Leukemia has fallen second to brain cancer as the number one cause of cancer deaths in children according to new research from the National Center for Health Statistics. Since the 1970s, cancer deaths have been steadily dropping among children between the ages of one and nineteen.
As of 1999, just over 25 percent of all childhood cancer deaths were the result of leukemia. At the same time, brain cancer was right behind in the second slot, causing an exact one out of four childhood cancer deaths. However, according to this latest report, those two childhood killers have now switched spots, with brain cancer taking the lead over leukemia. Between leukemia and brain cancer, as of 2014, they accounted for a total of half of childhood deaths resulting from cancer.
According to the authors of this latest report on brain cancer and leukemia, the switch in brain cancer becoming the leading killer is most likely the result of "major therapeutic advances" in the treatment of leukemia. However, while death rate percentages amidst those resulting from leukemia are waning among children, brain cancer death rates have remained constant. In total, cancer death rates for children and teens have dropped in the past 15 years by 20 percent on average, with cancer deaths among girls dropping 22 percent and among boys, 18 percent. It has been suggested that the therapeutic treatments for leukemia have dropped because doctors are better understanding how and when to apply more aggressive treatments to tumors in instances of leukemia, and when not to.
While important reductions in the amounts of death related to leukemia are dropping, brain cancer deaths have remained constant, and yet, there is some "really interesting information that's coming out" in how doctors can battle brain cancer in children. Right now, brain cancer researchers are focusing on utilizing molecular analysis and genome sequencing to determine just what causes abnormal tumors to grow, and what causes them to be abnormal in the first place, as well as developing new medicines that target cancer molecules.
Historically, brain cancer has been extremely hard to treat. When a cancerous brain tumor is operated on surgically, the doctor has to be very careful not to damage healthy tissue that surrounds that which is affected by the cancer. Additionally, brain cancer is difficult to treat with medication because the brain has something called the "blood-brain barrier," a sort of firewall around the brain that prevents some medications from reaching the brain at all.
In addition to finding what treatments work best on childhood brain cancer, researchers are also trying to find the best way to mitigate the harmful effects of certain treatments.
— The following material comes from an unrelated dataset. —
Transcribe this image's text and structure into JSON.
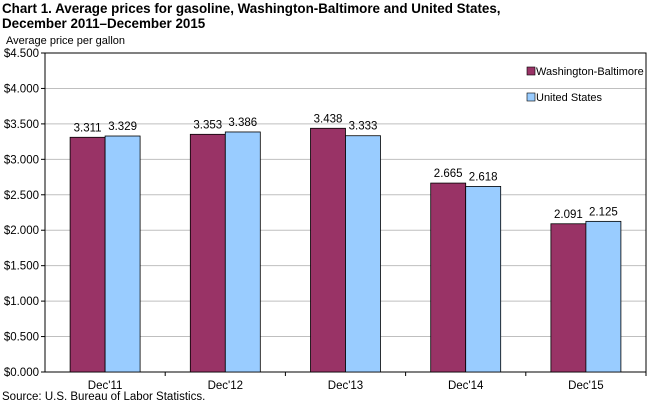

Currently, often when a child with brain cancer is treated by the most popular means -- those being radiation, surgery, or certain types of drugs -- if the child survives the brain cancer, they are often left with sometimes radical changes to the way they must live for the rest of their lives. An effort has begun in earnest to discover the best ways of treating childhood brain cancer that will be the least invasive to the child.
Cancer -- including brain cancer -- is the fourth leading cause of death across the board in children in the United States. However, the stats come out a bit differently when you divide them up by age. According to the Centers for Disease Control, the leading causes of death for children between one and four are accidents (or unintentional injuries), congenital malformations, deformations and chromosomal abnormalities. The leading causes of death for children between the ages of five and fourteen, however, are accidents (including unintentional injuries), cancer and intentional self-harm.
Childhood cancers, including brain cancer, only receive a fraction of the amount of funding that adult cancers receive in the United States.